Mentre il mondo continua a oscillare tra l’ottimismo di chi intravede una luce in fondo al tunnel grazie all’arrivo dei vaccini e il pessimismo di chi considera imminente la terza ondata della pandemia, il sistema produttivo inevitabilmente si trova a subire uno stallo sempre più preoccupante. Secondo la Banca europea degli investimenti, per oltre l’80% delle imprese l’incertezza è il principale motivo di freno agli investimenti, per l’Italia questo dato sale addirittura al 96%. Da più parti si invocano, a giusta ragione, garanzie e rassicurazioni che possano andare oltre la fase dell’emergenza.

Nella primissima fase della crisi, a marzo e aprile, è stato affrontato prioritariamente il problema della liquidità delle imprese che, in Italia, il Governo ha provato a tamponare fornendo la propria garanzia sull’erogazione di nuovi prestiti e sulle moratorie di quelli già in essere. In questo modo, attraverso il sistema bancario, chiamato a svolgere un ruolo di estrema delicatezza, è stata possibile l’immissione della liquidità necessaria a dare immediatamente ossigeno e a preservare il sistema produttivo e il futuro delle famiglie.
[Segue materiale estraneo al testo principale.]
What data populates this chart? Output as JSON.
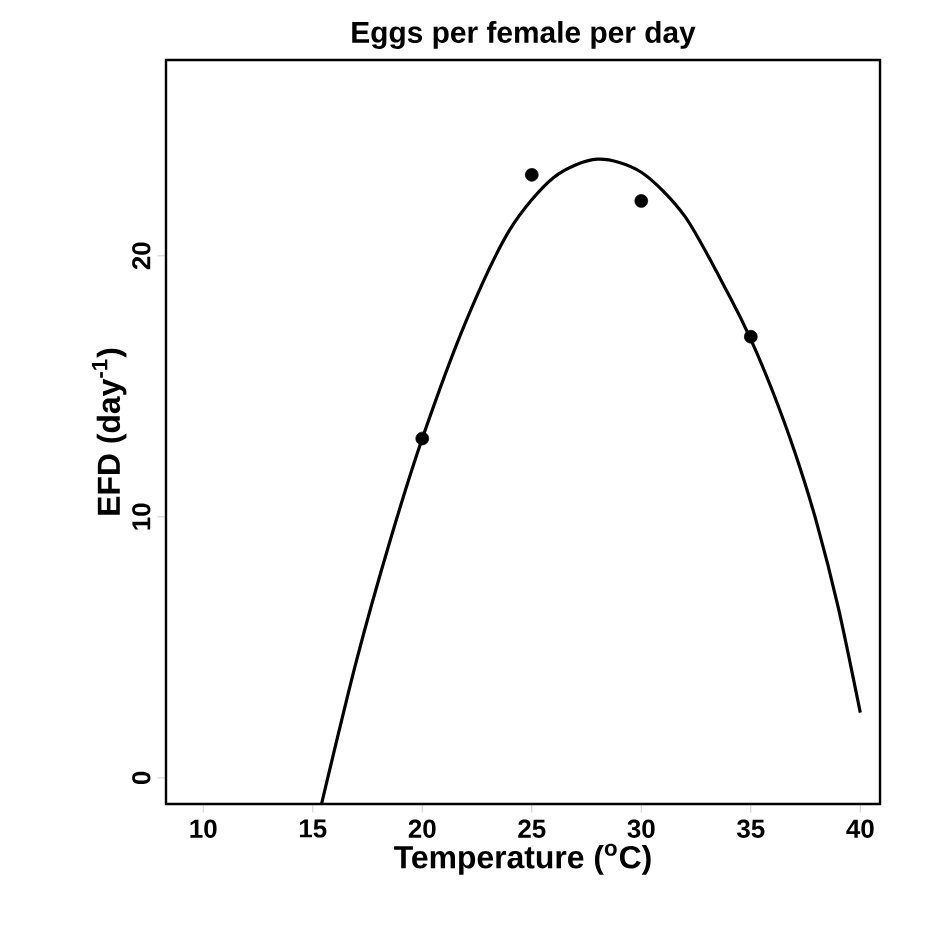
{
  "chart_data": {
    "type": "scatter",
    "title": "Eggs per female per day",
    "xlabel": "Temperature ($^{o}$C)",
    "ylabel": "EFD (day$^{-1}$)",
    "xlim": [
      8.3,
      40.9
    ],
    "ylim": [
      -1,
      27.5
    ],
    "xticks": [
      10,
      15,
      20,
      25,
      30,
      35,
      40
    ],
    "yticks": [
      0,
      10,
      20
    ],
    "series": [
      {
        "marker": "circle",
        "color": "#000000",
        "x": [
          20,
          25,
          30,
          35
        ],
        "values": [
          13,
          23.1,
          22.1,
          16.9
        ]
      },
      {
        "type": "line",
        "marker": "none",
        "line_style": "solid",
        "color": "#000000",
        "x": [
          15.4,
          17,
          18.5,
          20,
          22,
          24,
          26,
          28,
          30,
          32,
          34,
          35,
          36,
          37,
          38,
          39,
          40
        ],
        "values": [
          -1,
          4.5,
          9,
          13,
          17.5,
          21,
          23,
          23.7,
          23.2,
          21.5,
          18.5,
          16.8,
          14.8,
          12.5,
          9.8,
          6.5,
          2.5
        ]
      }
    ]
  }
}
Ora però lo scenario sta rapidamente mutando e dalla fase dell’emergenza sarà necessario passare, al più presto, a quella ancora più complessa e delicata della ricostruzione. Bisogna cioè uscire dall’incertezza.

Come visto dai dati della Bei è questa la condizione preliminare per qualsiasi investimento e, di conseguenza, per la futura ripresa. Affinché ciò sia possibile sarà necessario fare in modo che quella liquidità immessa nei mesi di marzo e di aprile – attraverso i prestiti e le moratorie – non si trasformi in crediti deteriorati. Se, infatti, è senz’altro vero che le garanzie sono dello Stato, è altrettanto vero che il peso delle insolvenze ricade immediatamente e prima di tutto sulle banche. Il problema è di estrema delicatezza ed è stato colto molto correttamente ed intelligentemente dal direttore generale della Banca di Cambiano, Francesco Bosio, il quale, in una recente intervista, ha messo in guardia dal pericolo che incombe sul sistema bancario e di conseguenza sull’intero sistema produttivo. La tenaglia che si va stringendo sulle banche non è di certo nuova ma, in questa crisi epocale, è senza dubbio molto più pericolosa che in passato.

Se da un lato, infatti, si chiede alle banche di fare credito a partire dalle piccole e medie imprese per sostenere l’economia, dall’altro si impone loro di destinare risorse sempre più ingenti per proteggersi dalle eventuali insolvenze, fino a impedire la divisione degli utili per accantonarli. Come se non bastasse decisori e regolatori sono soggetti differenti: a sollecitare le banche a concedere prestiti è il Governo nazionale mentre a chiedere il puntuale rispetto delle norme sugli accantonamenti è la Banca centrale europea in base ad una classificazione dei crediti deteriorati molto rigida ma pensata in periodi nei quali una crisi come quella attuale non era nemmeno immaginabile. Oggi, la rigida applicazione di quella normativa rischia di vanificare tutti gli interventi di sostegno all’economia realizzati con i provvedimenti governativi e di portare addirittura a una contrazione del credito.

Da questa morsa, però, siamo obbligati a uscire. L’esigenza di sostenere il sistema produttivo, dando liquidità e certezze rispetto al futuro, soprattutto alle piccole e medie imprese e alle famiglie, ma anche al sistema bancario di poter svolgere pienamente il proprio ruolo di intermediazione del credito, è doveroso al fine di ridurre l’impatto sociale ed economico della crisi. È necessario ma è anche possibile. Molto utile in situazioni come queste è la conoscenza delle realtà produttivi dei territori.

Le banche del territorio, quelle più grandi come quelle più piccole, grazie allo storico rapporto che le lega ai territori nei quali sono storicamente insediate, sono in grado di saper riconoscere la vera imprenditorialità, le potenzialità e le capacità dei singoli e di saper e poter fare quelle scelte critiche necessarie per ridurre al minimo i rischi e allo stesso tempo sostenere, attraverso il credito, la ripresa per declinare, così, in concreto una funzione realmente anticiclica.